RPB Zoners OK Change To Home-Based Business Rules To Comply With State Law

The Royal Palm Beach Planning & Zoning Commission, sitting as the Local Planning Agency, recommended approval Monday, Dec. 20 of an ordinance that would amend the village’s code to ensure that all applicable village definitions for home-based businesses comply with a recently passed law.

Last July, a bill passed by the Florida Legislature and signed by Gov. Ron DeSantis was enacted prohibiting local governments from taking certain actions relating to the licensure and regulation of home-based businesses, authorizing home-based businesses to operate in areas zoned for residential use.

The village amendment ensures that all village definitions and regulations for home occupations conform with recent legislative action to provide consistency between parking and home occupation regulations within the village.

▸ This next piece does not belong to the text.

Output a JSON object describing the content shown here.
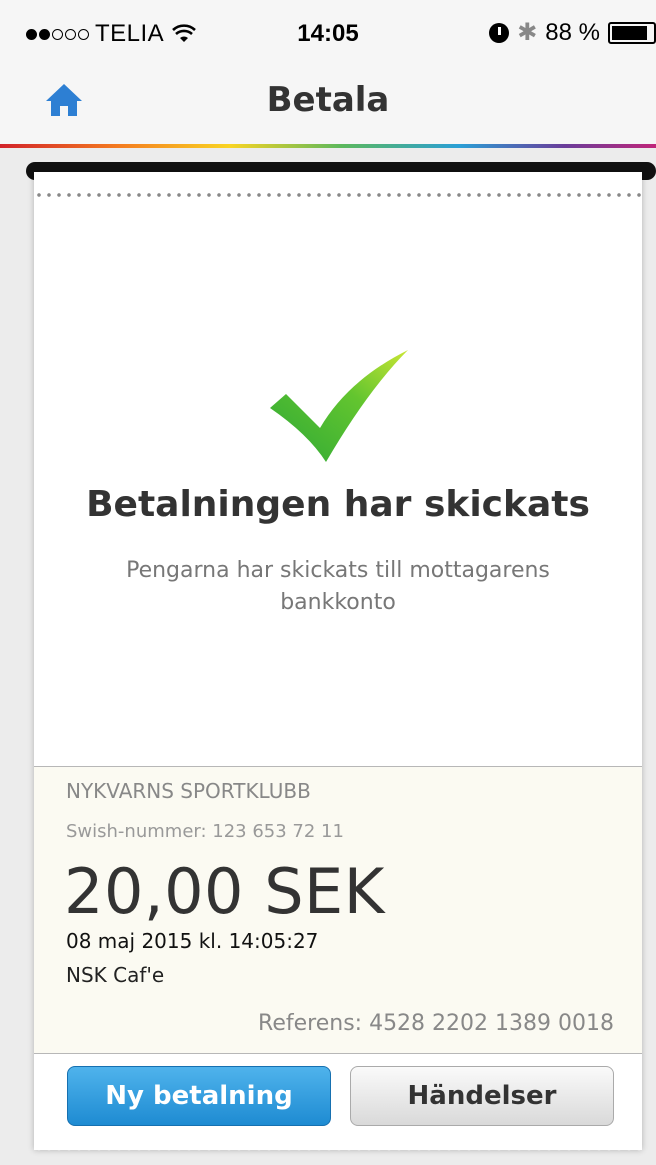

“The item you have before you is the result of last year’s, I’ll say, intense legislative session,” Village Attorney Amity Barnard said. “This is another preemption bill that was passed that requires amendments to the village code so the village code is not running afoul of state law.”

The revisions include two sections of the village code that conflicted with the new state statute.

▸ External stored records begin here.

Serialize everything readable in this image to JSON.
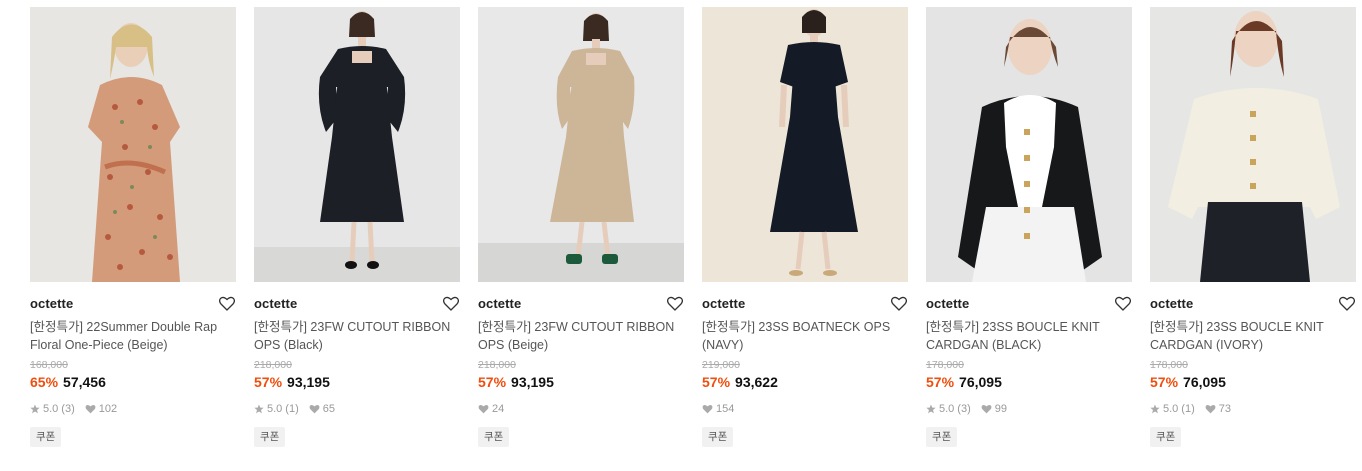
{
  "products": [
    {
      "brand": "octette",
      "title": "[한정특가] 22Summer Double Rap Floral One-Piece (Beige)",
      "original_price": "168,000",
      "discount": "65%",
      "price": "57,456",
      "rating": "5.0",
      "reviews": "(3)",
      "likes": "102",
      "has_rating": true,
      "coupon": "쿠폰",
      "image_icon": "floral-dress-photo",
      "colors": {
        "bg": "#e6e6e4",
        "garment": "#d49b7a",
        "pattern": "#b55a3e"
      }
    },
    {
      "brand": "octette",
      "title": "[한정특가] 23FW CUTOUT RIBBON OPS (Black)",
      "original_price": "218,000",
      "discount": "57%",
      "price": "93,195",
      "rating": "5.0",
      "reviews": "(1)",
      "likes": "65",
      "has_rating": true,
      "coupon": "쿠폰",
      "image_icon": "black-dress-photo",
      "colors": {
        "bg": "#e8e8e8",
        "garment": "#1c1f26",
        "pattern": "#1c1f26"
      }
    },
    {
      "brand": "octette",
      "title": "[한정특가] 23FW CUTOUT RIBBON OPS (Beige)",
      "original_price": "218,000",
      "discount": "57%",
      "price": "93,195",
      "rating": "",
      "reviews": "",
      "likes": "24",
      "has_rating": false,
      "coupon": "쿠폰",
      "image_icon": "beige-dress-photo",
      "colors": {
        "bg": "#e8e8e8",
        "garment": "#cdb598",
        "pattern": "#cdb598"
      }
    },
    {
      "brand": "octette",
      "title": "[한정특가] 23SS BOATNECK OPS (NAVY)",
      "original_price": "219,000",
      "discount": "57%",
      "price": "93,622",
      "rating": "",
      "reviews": "",
      "likes": "154",
      "has_rating": false,
      "coupon": "쿠폰",
      "image_icon": "navy-dress-photo",
      "colors": {
        "bg": "#ece5d8",
        "garment": "#141a26",
        "pattern": "#141a26"
      }
    },
    {
      "brand": "octette",
      "title": "[한정특가] 23SS BOUCLE KNIT CARDGAN (BLACK)",
      "original_price": "178,000",
      "discount": "57%",
      "price": "76,095",
      "rating": "5.0",
      "reviews": "(3)",
      "likes": "99",
      "has_rating": true,
      "coupon": "쿠폰",
      "image_icon": "black-cardigan-photo",
      "colors": {
        "bg": "#e4e4e4",
        "garment": "#17181a",
        "pattern": "#ffffff"
      }
    },
    {
      "brand": "octette",
      "title": "[한정특가] 23SS BOUCLE KNIT CARDGAN (IVORY)",
      "original_price": "178,000",
      "discount": "57%",
      "price": "76,095",
      "rating": "5.0",
      "reviews": "(1)",
      "likes": "73",
      "has_rating": true,
      "coupon": "쿠폰",
      "image_icon": "ivory-cardigan-photo",
      "colors": {
        "bg": "#e6e6e4",
        "garment": "#f2eee2",
        "pattern": "#1f2128"
      }
    }
  ],
  "colors": {
    "discount": "#f04e0e",
    "muted": "#999999"
  }
}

“There was one substantive change,” Barnard said, regarding square footage restrictions for home-based businesses. “We’ve maintained every instance where we can regulate signage, parking and aesthetics that’s permissible under the new state law, but this does clean up the village code to make sure there are no conflicts between these two new sections of the state law.”

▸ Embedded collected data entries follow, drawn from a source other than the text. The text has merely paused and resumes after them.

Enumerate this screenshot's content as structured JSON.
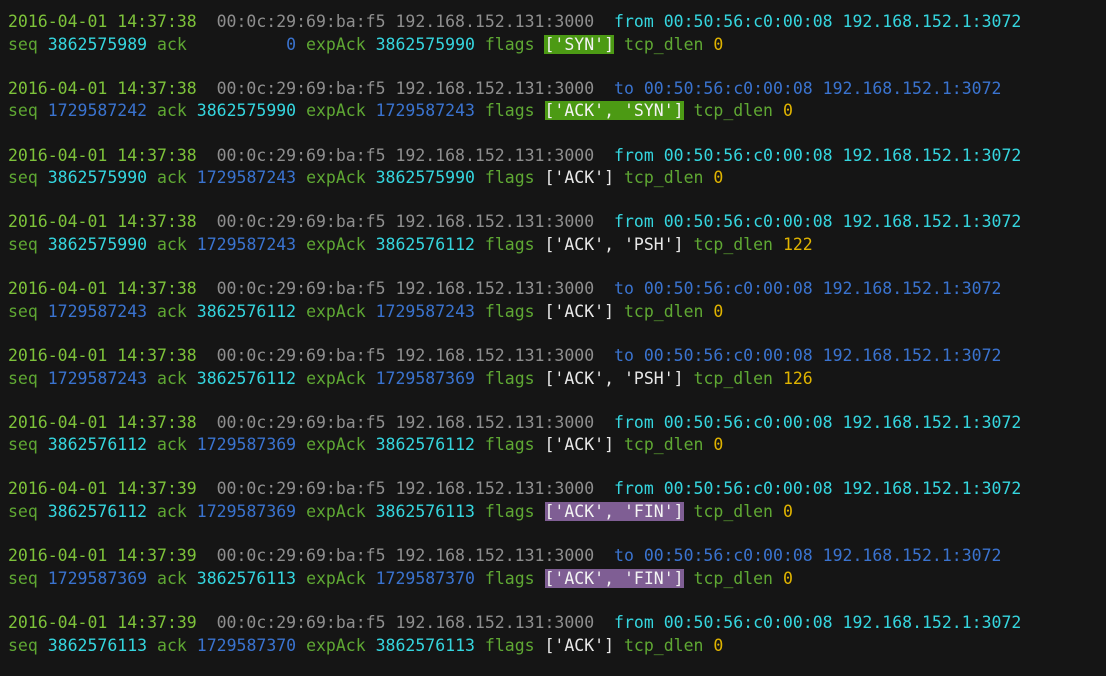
{
  "colors": {
    "background": "#151515",
    "timestamp": "#7dc23a",
    "address_dim": "#8e8e8e",
    "incoming": "#35d6df",
    "outgoing": "#3a73cf",
    "keyword": "#5fa833",
    "flags_text": "#e8e8e8",
    "length": "#e0b400",
    "syn_highlight": "#4c9a14",
    "fin_highlight": "#7f5e94"
  },
  "packets": [
    {
      "timestamp": "2016-04-01 14:37:38",
      "src_mac": "00:0c:29:69:ba:f5",
      "src_ip_port": "192.168.152.131:3000",
      "direction": "from",
      "direction_class": "in",
      "dst_mac": "00:50:56:c0:00:08",
      "dst_ip_port": "192.168.152.1:3072",
      "seq_label": "seq",
      "seq": "3862575989",
      "ack_label": "ack",
      "ack": "0",
      "expack_label": "expAck",
      "expack": "3862575990",
      "flags_label": "flags",
      "flags": "['SYN']",
      "flags_style": "syn",
      "dlen_label": "tcp_dlen",
      "dlen": "0"
    },
    {
      "timestamp": "2016-04-01 14:37:38",
      "src_mac": "00:0c:29:69:ba:f5",
      "src_ip_port": "192.168.152.131:3000",
      "direction": "to",
      "direction_class": "out",
      "dst_mac": "00:50:56:c0:00:08",
      "dst_ip_port": "192.168.152.1:3072",
      "seq_label": "seq",
      "seq": "1729587242",
      "ack_label": "ack",
      "ack": "3862575990",
      "expack_label": "expAck",
      "expack": "1729587243",
      "flags_label": "flags",
      "flags": "['ACK', 'SYN']",
      "flags_style": "syn",
      "dlen_label": "tcp_dlen",
      "dlen": "0"
    },
    {
      "timestamp": "2016-04-01 14:37:38",
      "src_mac": "00:0c:29:69:ba:f5",
      "src_ip_port": "192.168.152.131:3000",
      "direction": "from",
      "direction_class": "in",
      "dst_mac": "00:50:56:c0:00:08",
      "dst_ip_port": "192.168.152.1:3072",
      "seq_label": "seq",
      "seq": "3862575990",
      "ack_label": "ack",
      "ack": "1729587243",
      "expack_label": "expAck",
      "expack": "3862575990",
      "flags_label": "flags",
      "flags": "['ACK']",
      "flags_style": "plain",
      "dlen_label": "tcp_dlen",
      "dlen": "0"
    },
    {
      "timestamp": "2016-04-01 14:37:38",
      "src_mac": "00:0c:29:69:ba:f5",
      "src_ip_port": "192.168.152.131:3000",
      "direction": "from",
      "direction_class": "in",
      "dst_mac": "00:50:56:c0:00:08",
      "dst_ip_port": "192.168.152.1:3072",
      "seq_label": "seq",
      "seq": "3862575990",
      "ack_label": "ack",
      "ack": "1729587243",
      "expack_label": "expAck",
      "expack": "3862576112",
      "flags_label": "flags",
      "flags": "['ACK', 'PSH']",
      "flags_style": "plain",
      "dlen_label": "tcp_dlen",
      "dlen": "122"
    },
    {
      "timestamp": "2016-04-01 14:37:38",
      "src_mac": "00:0c:29:69:ba:f5",
      "src_ip_port": "192.168.152.131:3000",
      "direction": "to",
      "direction_class": "out",
      "dst_mac": "00:50:56:c0:00:08",
      "dst_ip_port": "192.168.152.1:3072",
      "seq_label": "seq",
      "seq": "1729587243",
      "ack_label": "ack",
      "ack": "3862576112",
      "expack_label": "expAck",
      "expack": "1729587243",
      "flags_label": "flags",
      "flags": "['ACK']",
      "flags_style": "plain",
      "dlen_label": "tcp_dlen",
      "dlen": "0"
    },
    {
      "timestamp": "2016-04-01 14:37:38",
      "src_mac": "00:0c:29:69:ba:f5",
      "src_ip_port": "192.168.152.131:3000",
      "direction": "to",
      "direction_class": "out",
      "dst_mac": "00:50:56:c0:00:08",
      "dst_ip_port": "192.168.152.1:3072",
      "seq_label": "seq",
      "seq": "1729587243",
      "ack_label": "ack",
      "ack": "3862576112",
      "expack_label": "expAck",
      "expack": "1729587369",
      "flags_label": "flags",
      "flags": "['ACK', 'PSH']",
      "flags_style": "plain",
      "dlen_label": "tcp_dlen",
      "dlen": "126"
    },
    {
      "timestamp": "2016-04-01 14:37:38",
      "src_mac": "00:0c:29:69:ba:f5",
      "src_ip_port": "192.168.152.131:3000",
      "direction": "from",
      "direction_class": "in",
      "dst_mac": "00:50:56:c0:00:08",
      "dst_ip_port": "192.168.152.1:3072",
      "seq_label": "seq",
      "seq": "3862576112",
      "ack_label": "ack",
      "ack": "1729587369",
      "expack_label": "expAck",
      "expack": "3862576112",
      "flags_label": "flags",
      "flags": "['ACK']",
      "flags_style": "plain",
      "dlen_label": "tcp_dlen",
      "dlen": "0"
    },
    {
      "timestamp": "2016-04-01 14:37:39",
      "src_mac": "00:0c:29:69:ba:f5",
      "src_ip_port": "192.168.152.131:3000",
      "direction": "from",
      "direction_class": "in",
      "dst_mac": "00:50:56:c0:00:08",
      "dst_ip_port": "192.168.152.1:3072",
      "seq_label": "seq",
      "seq": "3862576112",
      "ack_label": "ack",
      "ack": "1729587369",
      "expack_label": "expAck",
      "expack": "3862576113",
      "flags_label": "flags",
      "flags": "['ACK', 'FIN']",
      "flags_style": "fin",
      "dlen_label": "tcp_dlen",
      "dlen": "0"
    },
    {
      "timestamp": "2016-04-01 14:37:39",
      "src_mac": "00:0c:29:69:ba:f5",
      "src_ip_port": "192.168.152.131:3000",
      "direction": "to",
      "direction_class": "out",
      "dst_mac": "00:50:56:c0:00:08",
      "dst_ip_port": "192.168.152.1:3072",
      "seq_label": "seq",
      "seq": "1729587369",
      "ack_label": "ack",
      "ack": "3862576113",
      "expack_label": "expAck",
      "expack": "1729587370",
      "flags_label": "flags",
      "flags": "['ACK', 'FIN']",
      "flags_style": "fin",
      "dlen_label": "tcp_dlen",
      "dlen": "0"
    },
    {
      "timestamp": "2016-04-01 14:37:39",
      "src_mac": "00:0c:29:69:ba:f5",
      "src_ip_port": "192.168.152.131:3000",
      "direction": "from",
      "direction_class": "in",
      "dst_mac": "00:50:56:c0:00:08",
      "dst_ip_port": "192.168.152.1:3072",
      "seq_label": "seq",
      "seq": "3862576113",
      "ack_label": "ack",
      "ack": "1729587370",
      "expack_label": "expAck",
      "expack": "3862576113",
      "flags_label": "flags",
      "flags": "['ACK']",
      "flags_style": "plain",
      "dlen_label": "tcp_dlen",
      "dlen": "0"
    }
  ]
}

Barnard said she would answer any questions, but the ordinance was mandated by the state.

“We have to make sure that the village code conforms with state law so we don’t get unnecessary lawsuits or have issues that are preventable,” she said.

Commissioner June Perrin made a motion to recommend approval of the ordinance, which carried 5-0.

Royal Palm Beach Village Manager Ray Liggins told the Town-Crier that one major change in the village code due to the new state law was to repeal the number of people allowed to come to a home-based business.

“The significant change was that we did not allow home-based businesses that required customers to come to your residence,” Liggins said. “The state law was not that restrictive.”

The state law allows home-based businesses to have customers visit, as long as the number of cars is not out of the ordinary for a residential area.

“We didn’t allow employees, and we didn’t allow customers coming and going,” Liggins said, explaining that the change allows home-based businesses to operate “as long as there is not a violation of parking rules that’s customary for the number of cars at a house.”